19 gennaio 2017
12:24

Libri

La memoria viaggia col racconto. E salvare i libri un modo per salvare la memoria (e la cultura). Ce lo insegna, non a caso, un romanzo: "La bambina che salvava libri" di Markus Zusak, storia di una bambina che i libri li 'rubava' ma che più che rubarli li salvava. Dai roghi di un regime, nazista, che aveva deciso quello che si poteva leggere e quello che non si poteva leggere.     

Fu a nove anni che Liesel iniziò la sua brillante carriera di ladra. Certo, aveva fame e rubava mele, ma quello a cui teneva veramente erano i libri. Il primo fu quello caduto nella neve accanto alla tomba dove era stato appena seppellito il suo fratellino. Stavano andando a Molching, vicino a Monaco, dove li aspettavano i loro genitori adottivi. Il secondo, invece, lo sottrasse al fuoco di uno dei tanti roghi accesi dai nazisti. A loro piaceva bruciare tutto: case, negozi, sinagoghe, persone...
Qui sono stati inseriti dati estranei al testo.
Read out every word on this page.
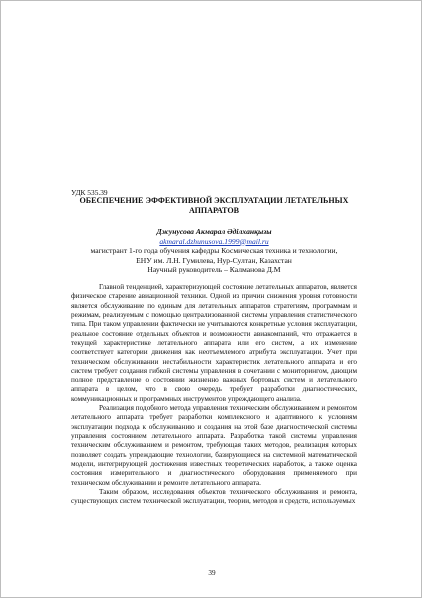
УДК 535.39
ОБЕСПЕЧЕНИЕ ЭФФЕКТИВНОЙ ЭКСПЛУАТАЦИИ ЛЕТАТЕЛЬНЫХ
АППАРАТОВ
Джунусова Акмарал Әділханқызы
akmaral.dzhunusova.1999@mail.ru
магистрант 1-го года обучения кафедры Космическая техника и технологии,
ЕНУ им. Л.Н. Гумилева, Нур-Султан, Казахстан
Научный руководитель – Калманова Д.М

Главной тенденцией, характеризующей состояние летательных аппаратов, является физическое старение авиационной техники. Одной из причин снижения уровня готовности является обслуживание по единым для летательных аппаратов стратегиям, программам и режимам, реализуемым с помощью централизованной системы управления статистического типа. При таком управлении фактически не учитываются конкретные условия эксплуатации, реальное состояние отдельных объектов и возможности авиакомпаний, что отражается в текущей характеристике летательного аппарата или его систем, а их изменение соответствует категории движения как неотъемлемого атрибута эксплуатации. Учет при техническом обслуживании нестабильности характеристик летательного аппарата и его систем требует создания гибкой системы управления в сочетании с мониторингом, дающим полное представление о состоянии жизненно важных бортовых систем и летательного аппарата в целом, что в свою очередь требует разработки диагностических, коммуникационных и программных инструментов упреждающего анализа.

Реализация подобного метода управления техническим обслуживанием и ремонтом летательного аппарата требует разработки комплексного и адаптивного к условиям эксплуатации подхода к обслуживанию и создания на этой базе диагностической системы управления состоянием летательного аппарата. Разработка такой системы управления техническим обслуживанием и ремонтом, требующая таких методов, реализация которых позволяет создать упреждающие технологии, базирующиеся на системной математической модели, интегрирующей достижения известных теоретических наработок, а также оценка состояния измерительного и диагностического оборудования применяемого при техническом обслуживании и ремонте летательного аппарата.

Таким образом, исследования объектов технического обслуживания и ремонта, существующих систем технической эксплуатации, теории, методов и средств, используемых

39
Piano piano, con il tempo ne raccolse una quindicina, e quando affidò la propria storia alla carta si domandò quando esattamente la parola scritta avesse incominciato a significare non solamente qualcosa, ma tutto. Accadde forse quando vide per la prima volta la libreria della moglie del sindaco, un'intera stanza ricolma di volumi? Quando arrivò nella sua via Max Vandenburg, ex pugile ma ancora lottatore, portandosi dietro il "Mein Kampf" e infinite sofferenze? Quando inizi a leggere per gli altri nei rifugi antiaerei? Quando s'infilò in una colonna di ebrei in marcia verso Dachau? Ma forse queste erano domande oziose, e ciò che realmente importava era la catena di pagine che univa tante persone etichettate come ebree, sovversive o ariane, e invece erano solo poveri esseri legati da spettri, silenzi e segreti.